As easy to be misunderstood as the sense of boundaries is education in dealing with setbacks. Nowadays, many people advocate "frustration education", deliberately making children suffer, deliberately scolding them for being useless when they lose in games, deliberately not giving them what they want, and euphemistically calling it training the ability to withstand stress, but in fact it completely reverses the cause and effect. The core of dealing with setbacks is never to make the child suffer more, but to let him know that "even if I mess up, I will not be abandoned, and I can still find a way to solve the problem." I once met a little boy in first grade who threw away the whole Lego set after he made a mistake in putting it together. He cried and said, "I can't do anything right." Later, we asked his parents to accompany him to play with him. There are also different voices regarding this part of intervention.

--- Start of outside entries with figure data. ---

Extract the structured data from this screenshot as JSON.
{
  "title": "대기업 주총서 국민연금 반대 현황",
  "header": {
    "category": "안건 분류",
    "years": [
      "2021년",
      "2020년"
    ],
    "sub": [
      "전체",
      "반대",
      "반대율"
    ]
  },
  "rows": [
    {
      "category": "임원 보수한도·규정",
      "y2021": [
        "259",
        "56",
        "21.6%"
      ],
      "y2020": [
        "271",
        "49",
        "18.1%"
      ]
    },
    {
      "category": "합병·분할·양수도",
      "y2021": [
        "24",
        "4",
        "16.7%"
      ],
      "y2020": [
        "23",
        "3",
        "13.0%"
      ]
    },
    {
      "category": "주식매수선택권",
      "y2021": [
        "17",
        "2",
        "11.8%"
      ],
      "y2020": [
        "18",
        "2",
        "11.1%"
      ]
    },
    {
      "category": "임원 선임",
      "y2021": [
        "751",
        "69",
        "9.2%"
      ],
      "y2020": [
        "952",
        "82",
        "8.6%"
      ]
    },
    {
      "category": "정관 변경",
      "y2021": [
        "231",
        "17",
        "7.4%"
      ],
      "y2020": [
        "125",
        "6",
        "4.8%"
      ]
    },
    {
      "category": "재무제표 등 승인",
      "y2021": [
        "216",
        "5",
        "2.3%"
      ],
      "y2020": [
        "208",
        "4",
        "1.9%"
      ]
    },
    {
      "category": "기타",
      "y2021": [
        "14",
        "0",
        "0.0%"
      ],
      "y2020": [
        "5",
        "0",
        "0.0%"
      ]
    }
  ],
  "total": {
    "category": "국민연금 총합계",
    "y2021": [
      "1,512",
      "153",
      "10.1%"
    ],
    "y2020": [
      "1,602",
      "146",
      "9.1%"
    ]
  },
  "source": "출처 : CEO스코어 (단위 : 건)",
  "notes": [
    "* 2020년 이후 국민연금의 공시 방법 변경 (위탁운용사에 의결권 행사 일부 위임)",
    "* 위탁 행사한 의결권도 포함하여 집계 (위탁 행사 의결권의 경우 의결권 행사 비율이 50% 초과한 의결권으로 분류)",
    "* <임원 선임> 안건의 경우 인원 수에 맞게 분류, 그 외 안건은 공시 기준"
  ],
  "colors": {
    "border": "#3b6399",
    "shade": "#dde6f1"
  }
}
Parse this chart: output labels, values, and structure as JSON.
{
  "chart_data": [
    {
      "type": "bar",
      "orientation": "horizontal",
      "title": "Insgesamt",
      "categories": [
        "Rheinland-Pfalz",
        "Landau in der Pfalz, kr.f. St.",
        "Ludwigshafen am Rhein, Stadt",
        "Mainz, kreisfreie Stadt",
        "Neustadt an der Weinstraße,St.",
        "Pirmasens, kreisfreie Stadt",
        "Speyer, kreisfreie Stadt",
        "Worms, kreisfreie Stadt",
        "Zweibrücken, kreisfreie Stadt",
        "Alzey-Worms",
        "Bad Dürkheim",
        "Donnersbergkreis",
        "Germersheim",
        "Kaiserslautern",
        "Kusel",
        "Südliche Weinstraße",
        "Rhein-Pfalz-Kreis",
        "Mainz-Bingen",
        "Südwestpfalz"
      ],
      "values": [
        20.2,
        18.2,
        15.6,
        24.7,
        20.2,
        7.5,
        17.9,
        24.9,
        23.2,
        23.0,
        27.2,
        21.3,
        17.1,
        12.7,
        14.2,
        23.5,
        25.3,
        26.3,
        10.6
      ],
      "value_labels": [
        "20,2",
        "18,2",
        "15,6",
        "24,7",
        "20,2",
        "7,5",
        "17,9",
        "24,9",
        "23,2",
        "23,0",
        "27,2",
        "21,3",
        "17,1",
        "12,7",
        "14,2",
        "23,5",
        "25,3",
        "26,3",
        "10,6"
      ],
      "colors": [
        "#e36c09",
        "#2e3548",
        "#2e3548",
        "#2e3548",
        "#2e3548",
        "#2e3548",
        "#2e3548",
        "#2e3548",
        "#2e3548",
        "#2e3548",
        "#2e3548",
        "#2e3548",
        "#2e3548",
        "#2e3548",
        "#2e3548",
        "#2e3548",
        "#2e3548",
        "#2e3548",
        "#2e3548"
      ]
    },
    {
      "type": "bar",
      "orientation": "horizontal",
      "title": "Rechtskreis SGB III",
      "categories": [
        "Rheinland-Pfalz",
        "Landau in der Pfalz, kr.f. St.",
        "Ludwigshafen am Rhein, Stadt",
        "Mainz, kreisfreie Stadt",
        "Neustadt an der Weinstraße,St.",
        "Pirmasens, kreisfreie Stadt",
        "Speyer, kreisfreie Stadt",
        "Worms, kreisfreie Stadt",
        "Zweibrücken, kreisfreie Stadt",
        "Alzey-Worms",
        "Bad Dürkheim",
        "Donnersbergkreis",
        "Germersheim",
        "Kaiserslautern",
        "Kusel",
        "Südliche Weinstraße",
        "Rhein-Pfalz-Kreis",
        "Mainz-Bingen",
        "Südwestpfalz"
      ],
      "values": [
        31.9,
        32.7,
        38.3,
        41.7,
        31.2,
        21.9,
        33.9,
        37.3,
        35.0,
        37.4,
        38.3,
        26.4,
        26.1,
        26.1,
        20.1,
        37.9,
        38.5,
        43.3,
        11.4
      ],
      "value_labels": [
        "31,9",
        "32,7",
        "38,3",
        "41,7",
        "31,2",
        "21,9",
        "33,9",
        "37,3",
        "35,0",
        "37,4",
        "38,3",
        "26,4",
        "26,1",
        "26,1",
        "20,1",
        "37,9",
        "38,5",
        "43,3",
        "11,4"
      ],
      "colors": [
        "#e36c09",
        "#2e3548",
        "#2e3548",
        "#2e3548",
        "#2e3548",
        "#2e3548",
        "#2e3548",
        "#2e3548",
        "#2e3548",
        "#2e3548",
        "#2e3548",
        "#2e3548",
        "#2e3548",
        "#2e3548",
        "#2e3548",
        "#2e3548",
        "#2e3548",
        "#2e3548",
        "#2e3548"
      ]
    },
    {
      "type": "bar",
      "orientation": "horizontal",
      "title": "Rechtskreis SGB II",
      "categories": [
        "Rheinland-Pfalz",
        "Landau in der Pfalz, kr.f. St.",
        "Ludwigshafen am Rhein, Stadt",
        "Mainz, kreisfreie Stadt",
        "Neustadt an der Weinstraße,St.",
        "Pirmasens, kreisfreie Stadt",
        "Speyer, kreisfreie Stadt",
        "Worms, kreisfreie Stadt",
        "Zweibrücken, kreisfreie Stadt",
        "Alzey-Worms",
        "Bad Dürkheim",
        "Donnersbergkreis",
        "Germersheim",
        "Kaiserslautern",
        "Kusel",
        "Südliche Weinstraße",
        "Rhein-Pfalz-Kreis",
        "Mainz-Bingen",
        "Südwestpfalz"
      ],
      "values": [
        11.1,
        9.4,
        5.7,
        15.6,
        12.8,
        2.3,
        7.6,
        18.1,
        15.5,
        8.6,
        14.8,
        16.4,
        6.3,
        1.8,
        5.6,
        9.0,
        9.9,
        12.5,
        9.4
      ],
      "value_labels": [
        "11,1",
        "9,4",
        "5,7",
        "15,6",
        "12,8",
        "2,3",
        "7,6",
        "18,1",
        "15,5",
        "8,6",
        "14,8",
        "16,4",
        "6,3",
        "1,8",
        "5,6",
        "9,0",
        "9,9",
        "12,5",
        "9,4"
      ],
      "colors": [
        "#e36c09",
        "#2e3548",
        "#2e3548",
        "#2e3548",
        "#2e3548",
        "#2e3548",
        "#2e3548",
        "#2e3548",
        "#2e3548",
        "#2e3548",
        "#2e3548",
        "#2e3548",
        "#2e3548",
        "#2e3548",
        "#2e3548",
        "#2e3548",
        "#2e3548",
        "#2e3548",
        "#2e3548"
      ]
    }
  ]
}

Some scholars believe that children should be allowed to explore their own solutions and parents should not interfere. Others believe that parents should serve as "scaffolding" and support children when they really can't hold on. In fact, there is no absolute right or wrong. It depends on your child's personality - for children who are inherently strong, give them more buffer space, and for children who are prone to shrinking, give them more encouragement.
In fact, after so many years of front-line child psychology work, my deepest feeling is that mental health education has never been about using a standardized scale to determine whether a child meets the standard, nor is it about raising a "perfect child" who never has negative emotions or makes mistakes. To put it bluntly, all the content is to provide support for children: let them dare to laugh when they are happy, dare to speak when they are sad, dare to fight for what they want, and dare to reject what they don’t want. Even if they fall down, they know that it doesn’t matter if they can’t get up. There will always be someone beside them to help them. That's enough.